Znaleziono go dopiero teraz, kiedy patrol z Ekwadoru znalazł jego łódź dryfującą tysiąc kilometrów od wybrzeża kraju.

Był odwodniony, jego stan był krytyczny

Napa był bardzo odwodniony, jego stan był krytyczny. Przeżył dzięki deszczówce, gdy zabrakło jedzenia, odżywiał się karaluchami, ptakami i żółwiami.

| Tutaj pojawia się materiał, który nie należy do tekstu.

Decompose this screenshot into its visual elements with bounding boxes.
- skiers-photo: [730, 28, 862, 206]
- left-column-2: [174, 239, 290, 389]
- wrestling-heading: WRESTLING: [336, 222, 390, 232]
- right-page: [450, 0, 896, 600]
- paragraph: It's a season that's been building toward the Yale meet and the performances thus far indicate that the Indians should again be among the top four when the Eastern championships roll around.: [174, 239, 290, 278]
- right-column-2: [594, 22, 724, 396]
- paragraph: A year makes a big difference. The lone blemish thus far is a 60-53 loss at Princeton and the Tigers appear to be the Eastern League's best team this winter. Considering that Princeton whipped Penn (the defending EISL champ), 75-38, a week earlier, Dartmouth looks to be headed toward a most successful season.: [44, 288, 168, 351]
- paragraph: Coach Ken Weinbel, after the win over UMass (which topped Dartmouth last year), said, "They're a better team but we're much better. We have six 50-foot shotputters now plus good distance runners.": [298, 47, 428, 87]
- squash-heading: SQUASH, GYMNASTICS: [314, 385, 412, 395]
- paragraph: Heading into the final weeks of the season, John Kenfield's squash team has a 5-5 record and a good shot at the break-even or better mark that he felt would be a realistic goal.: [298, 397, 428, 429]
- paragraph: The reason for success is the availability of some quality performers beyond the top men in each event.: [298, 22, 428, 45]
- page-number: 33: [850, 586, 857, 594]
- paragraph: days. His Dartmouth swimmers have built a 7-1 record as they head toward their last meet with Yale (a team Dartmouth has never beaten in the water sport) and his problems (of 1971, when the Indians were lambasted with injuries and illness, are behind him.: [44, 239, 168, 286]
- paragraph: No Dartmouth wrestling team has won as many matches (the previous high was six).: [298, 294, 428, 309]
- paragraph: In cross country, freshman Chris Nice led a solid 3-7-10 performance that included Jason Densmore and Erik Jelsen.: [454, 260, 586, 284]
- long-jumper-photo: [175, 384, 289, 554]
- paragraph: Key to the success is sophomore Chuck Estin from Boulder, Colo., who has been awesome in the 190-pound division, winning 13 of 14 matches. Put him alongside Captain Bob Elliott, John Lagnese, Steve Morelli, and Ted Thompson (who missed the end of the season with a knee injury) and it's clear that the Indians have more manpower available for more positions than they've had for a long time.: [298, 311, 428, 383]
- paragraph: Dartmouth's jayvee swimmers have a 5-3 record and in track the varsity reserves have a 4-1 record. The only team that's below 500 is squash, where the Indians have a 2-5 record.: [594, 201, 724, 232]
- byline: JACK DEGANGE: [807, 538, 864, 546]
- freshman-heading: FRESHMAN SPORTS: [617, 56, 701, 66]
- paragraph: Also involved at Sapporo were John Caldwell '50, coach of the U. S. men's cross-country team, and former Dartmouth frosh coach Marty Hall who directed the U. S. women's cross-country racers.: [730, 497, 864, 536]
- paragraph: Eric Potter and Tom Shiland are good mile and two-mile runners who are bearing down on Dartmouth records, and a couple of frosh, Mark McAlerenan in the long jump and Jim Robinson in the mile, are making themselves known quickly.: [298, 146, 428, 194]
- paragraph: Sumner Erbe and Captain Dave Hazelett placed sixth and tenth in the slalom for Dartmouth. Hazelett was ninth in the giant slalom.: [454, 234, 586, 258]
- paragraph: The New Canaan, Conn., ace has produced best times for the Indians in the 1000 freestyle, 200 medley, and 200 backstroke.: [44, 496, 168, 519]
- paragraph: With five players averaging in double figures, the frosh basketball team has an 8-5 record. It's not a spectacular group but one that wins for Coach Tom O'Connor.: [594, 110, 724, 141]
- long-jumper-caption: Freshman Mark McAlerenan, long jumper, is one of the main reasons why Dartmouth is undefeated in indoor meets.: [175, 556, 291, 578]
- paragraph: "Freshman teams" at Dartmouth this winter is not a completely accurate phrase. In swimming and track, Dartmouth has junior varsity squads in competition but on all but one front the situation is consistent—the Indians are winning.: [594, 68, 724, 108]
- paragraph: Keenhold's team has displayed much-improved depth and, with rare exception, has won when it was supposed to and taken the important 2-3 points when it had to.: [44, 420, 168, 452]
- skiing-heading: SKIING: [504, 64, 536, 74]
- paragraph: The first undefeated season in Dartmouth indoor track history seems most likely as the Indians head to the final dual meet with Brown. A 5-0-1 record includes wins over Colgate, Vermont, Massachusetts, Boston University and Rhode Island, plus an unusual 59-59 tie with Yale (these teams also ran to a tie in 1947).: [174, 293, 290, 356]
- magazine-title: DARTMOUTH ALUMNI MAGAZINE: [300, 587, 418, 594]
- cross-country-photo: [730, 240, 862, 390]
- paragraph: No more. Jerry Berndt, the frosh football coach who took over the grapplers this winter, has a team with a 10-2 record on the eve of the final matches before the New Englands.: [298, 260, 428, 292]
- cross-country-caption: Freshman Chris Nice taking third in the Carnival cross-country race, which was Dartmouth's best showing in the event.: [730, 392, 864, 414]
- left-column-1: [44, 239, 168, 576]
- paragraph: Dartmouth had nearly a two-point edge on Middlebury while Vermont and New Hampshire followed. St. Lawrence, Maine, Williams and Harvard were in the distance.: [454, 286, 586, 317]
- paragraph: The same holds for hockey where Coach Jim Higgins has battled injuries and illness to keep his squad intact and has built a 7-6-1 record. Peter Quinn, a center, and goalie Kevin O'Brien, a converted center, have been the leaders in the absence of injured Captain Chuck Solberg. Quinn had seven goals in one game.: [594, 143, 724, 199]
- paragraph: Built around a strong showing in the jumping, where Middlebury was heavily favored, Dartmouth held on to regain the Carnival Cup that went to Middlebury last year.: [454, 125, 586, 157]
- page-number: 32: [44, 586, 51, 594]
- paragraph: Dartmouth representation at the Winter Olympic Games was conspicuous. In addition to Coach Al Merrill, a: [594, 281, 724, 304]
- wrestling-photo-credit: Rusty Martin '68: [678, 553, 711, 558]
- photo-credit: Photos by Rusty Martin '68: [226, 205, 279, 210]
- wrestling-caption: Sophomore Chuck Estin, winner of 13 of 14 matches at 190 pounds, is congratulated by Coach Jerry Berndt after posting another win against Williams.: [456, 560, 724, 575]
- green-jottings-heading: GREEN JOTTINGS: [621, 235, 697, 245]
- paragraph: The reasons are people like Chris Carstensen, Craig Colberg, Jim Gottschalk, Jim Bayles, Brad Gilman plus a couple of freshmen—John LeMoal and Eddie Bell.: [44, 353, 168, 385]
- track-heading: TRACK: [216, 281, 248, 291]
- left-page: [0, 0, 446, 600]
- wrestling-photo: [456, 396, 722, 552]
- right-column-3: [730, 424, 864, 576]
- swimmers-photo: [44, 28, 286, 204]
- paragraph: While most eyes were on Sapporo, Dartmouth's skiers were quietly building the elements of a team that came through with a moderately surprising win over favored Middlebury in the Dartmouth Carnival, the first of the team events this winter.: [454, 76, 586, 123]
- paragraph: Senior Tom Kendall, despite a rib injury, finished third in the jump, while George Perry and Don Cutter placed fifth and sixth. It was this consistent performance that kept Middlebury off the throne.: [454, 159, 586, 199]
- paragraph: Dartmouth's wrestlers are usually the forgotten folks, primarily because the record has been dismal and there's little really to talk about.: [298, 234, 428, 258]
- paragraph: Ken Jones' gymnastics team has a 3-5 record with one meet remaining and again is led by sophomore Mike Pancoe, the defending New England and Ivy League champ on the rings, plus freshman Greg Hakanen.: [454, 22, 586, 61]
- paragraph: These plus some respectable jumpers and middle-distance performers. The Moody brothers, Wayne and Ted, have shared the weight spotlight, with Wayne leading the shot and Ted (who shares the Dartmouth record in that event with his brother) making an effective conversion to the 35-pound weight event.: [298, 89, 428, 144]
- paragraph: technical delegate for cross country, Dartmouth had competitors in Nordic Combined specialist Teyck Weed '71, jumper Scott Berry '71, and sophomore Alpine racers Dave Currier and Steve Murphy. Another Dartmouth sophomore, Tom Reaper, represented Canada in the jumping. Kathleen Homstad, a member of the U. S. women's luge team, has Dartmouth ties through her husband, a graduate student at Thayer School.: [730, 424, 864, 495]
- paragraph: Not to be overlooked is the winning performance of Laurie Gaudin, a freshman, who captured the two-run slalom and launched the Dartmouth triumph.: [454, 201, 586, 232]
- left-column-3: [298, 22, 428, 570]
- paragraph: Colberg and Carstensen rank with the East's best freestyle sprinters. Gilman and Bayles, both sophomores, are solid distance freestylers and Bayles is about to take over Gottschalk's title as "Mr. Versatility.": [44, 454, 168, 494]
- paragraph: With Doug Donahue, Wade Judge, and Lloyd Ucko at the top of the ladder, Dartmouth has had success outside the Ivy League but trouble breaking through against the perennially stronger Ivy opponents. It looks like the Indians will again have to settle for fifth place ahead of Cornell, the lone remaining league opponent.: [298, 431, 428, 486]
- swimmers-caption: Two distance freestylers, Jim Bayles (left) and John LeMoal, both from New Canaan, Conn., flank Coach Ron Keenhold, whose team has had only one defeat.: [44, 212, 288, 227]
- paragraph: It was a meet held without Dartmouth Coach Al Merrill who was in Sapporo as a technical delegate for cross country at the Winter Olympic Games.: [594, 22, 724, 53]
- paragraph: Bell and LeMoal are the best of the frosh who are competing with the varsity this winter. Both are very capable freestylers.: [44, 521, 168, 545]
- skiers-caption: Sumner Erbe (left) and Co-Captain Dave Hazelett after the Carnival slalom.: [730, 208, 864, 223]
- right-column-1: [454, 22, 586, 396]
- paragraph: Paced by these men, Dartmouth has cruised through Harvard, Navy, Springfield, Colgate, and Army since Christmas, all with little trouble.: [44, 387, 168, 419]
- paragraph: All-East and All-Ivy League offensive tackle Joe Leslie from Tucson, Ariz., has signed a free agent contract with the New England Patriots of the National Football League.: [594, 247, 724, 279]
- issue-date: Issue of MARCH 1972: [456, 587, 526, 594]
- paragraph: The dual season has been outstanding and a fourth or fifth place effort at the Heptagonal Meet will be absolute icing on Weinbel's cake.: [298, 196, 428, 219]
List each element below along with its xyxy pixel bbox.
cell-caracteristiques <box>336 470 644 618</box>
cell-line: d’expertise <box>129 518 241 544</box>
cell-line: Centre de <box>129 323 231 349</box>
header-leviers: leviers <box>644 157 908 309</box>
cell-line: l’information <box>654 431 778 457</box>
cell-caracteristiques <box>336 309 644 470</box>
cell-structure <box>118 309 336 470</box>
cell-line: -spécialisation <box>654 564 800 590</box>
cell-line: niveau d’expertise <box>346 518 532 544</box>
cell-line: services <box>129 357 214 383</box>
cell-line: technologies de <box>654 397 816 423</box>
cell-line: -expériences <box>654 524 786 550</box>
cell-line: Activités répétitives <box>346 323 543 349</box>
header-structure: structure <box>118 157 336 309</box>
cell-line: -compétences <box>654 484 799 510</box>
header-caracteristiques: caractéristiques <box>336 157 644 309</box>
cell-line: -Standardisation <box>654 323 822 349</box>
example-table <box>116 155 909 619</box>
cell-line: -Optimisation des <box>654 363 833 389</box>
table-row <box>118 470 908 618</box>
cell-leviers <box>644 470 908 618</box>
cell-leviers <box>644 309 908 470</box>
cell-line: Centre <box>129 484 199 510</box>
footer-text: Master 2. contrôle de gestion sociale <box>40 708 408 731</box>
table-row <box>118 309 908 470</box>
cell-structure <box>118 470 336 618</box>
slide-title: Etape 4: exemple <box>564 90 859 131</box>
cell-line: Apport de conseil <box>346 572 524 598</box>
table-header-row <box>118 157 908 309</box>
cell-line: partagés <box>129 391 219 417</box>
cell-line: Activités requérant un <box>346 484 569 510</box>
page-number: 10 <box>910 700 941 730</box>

„Nie chciałem umierać” - powiedział po uratowaniu. Mówił, że myślenie o rodzinie pomogło mu przetrwać, gdy był sam na morzu. „Jestem wdzięczny Bogu za to, że dał mi drugą szansę”.

Kiedy walczył o przetrwanie, jego matka, Elena Castro wyznała w TV Peru, że prosi Boga, by syn wrócił bezpiecznie.

Jej córki i siostry zaginionego nigdy nie straciły wiary. "Powtarzały mi: Mamo, on wróci, on wróci” – dodała Elena Castro.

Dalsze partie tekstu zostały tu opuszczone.